Ensaïmadas de Mallorca! [Ohne Saïm]

Neulich habe ich Euch bereits die Tarta de Santiago vorgestellt und heute geht's spanisch weiter. Diesmal nicht mit einem Kuchen, sondern mit Frühstücksgebäck : )
Wenn ihr schon mal in Spanien oder besser gesagt auf Mallorca gewesen seid, kennt Ihr dieses klassische Frühstücksgebäck sicherlich. Es gibt sie in allen Größen und Gewichtsklassen. Ich habe dieses Rezept schon einige Male gebacken und mal eine ganz große Schnecke geformt, ganze kleine (die dann aber enorm aufgegangen sind und gar nicht mehr so klein waren) und mittelgroße.
Für alle die es noch nicht kennen: Hierbei handelt es sich um ein Hefegebäck, welches zu einer Schnecke aufgerollt wird. Der Hefeteig wird - wie der Name schon sagt - aus saïm (Schmalz) hergestellt. Aber irgendetwas in mir, hat sich hartnäckig dagegen gesträubt, Schmalz in ein süßes Frühstücksbrot zugeben...
Also habe ich statt Schmalz einfach die gute Butter genommen.
Der Schmalz kommt übrigens nicht direkt in den Teig. Der Hefeteig wird lediglich damit bestrichen.
Häufig wird die Ensaïmada mit Engelshaar (cabell d'àngel), einer Kürbiskonfitüre gefüllt. Weitere Füllungen sind Sahne oder das allseits bekannte (und beliebte) Mandelnougat, dort turrón genannt. Oder einfach mit Puderzucker bestäuben.
Zutaten:
500 g Weizenmehl
1 Pck. Trockenhefe (oder einen Würfel frische Hefe)
75 g Zucker
1 TL Salz
250 ml Milch
2 Eier
2 EL Olivenöl
70 g Butter

Zubereitung:

Mehl mit Hefe vermischen. Zucker und Salz hinzugeben. Die Eier mit dem Olivenöl verquirlen und ebenfalls zum Mehl hinzufügen.
Nun die Milch zugießen und alles 5 - 10 Minuten zu einem glatten geschmeidigen Teig verkneten.
Diesen ca. 1 Stunde gehen lassen, bis sich sein Volumen verdoppelt hat.

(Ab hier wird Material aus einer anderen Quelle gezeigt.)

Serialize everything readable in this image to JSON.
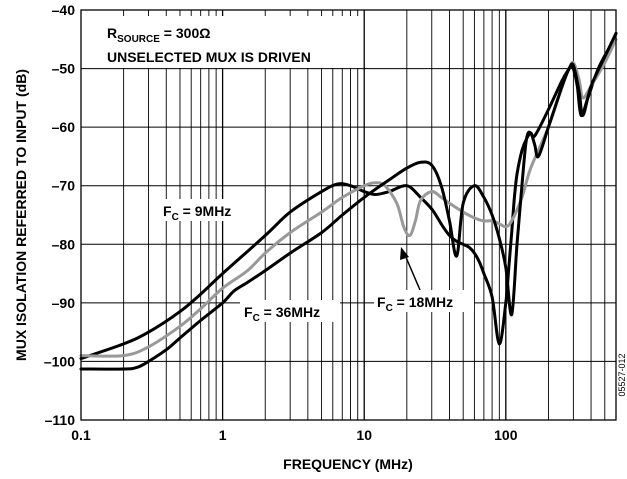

Anschließend eine Arbeitsfläche mit Mehl bestäuben, den Teig kurz durchkneten und zu einem hauchdünnen Rechteck ausrollen (man sollte durch den Teig durchsehen können). Nun die Butter schmelzen und den Teigfladen dünn einpinseln.
Danach den Hefeteig von der Längsseite her aufrollen (am Anfang muss man aufpassen, dass der Teig nicht reißt, aber nach einiger Zeit geht es einfacher).
Die Rolle nun wieder einige Zeit (15 Minuten) gehen lassen, erst dann zu einer Schnecke aufrollen.

Die Ensaïmada kann nun sofort abgebacken werden. Ihr könnt sie aber auch über Nacht in den Kühlschrank stellen (vorher mit Frischhaltefolie abdecken) und am nächsten Morgen frisch aufbacken.
Die Backzeit beträgt 15 Minuten bei den mittelgroßen Schnecken und 20 - 25 Minuten bei den großen. Gebacken wird bei 200°C Ober-/Unterhitze.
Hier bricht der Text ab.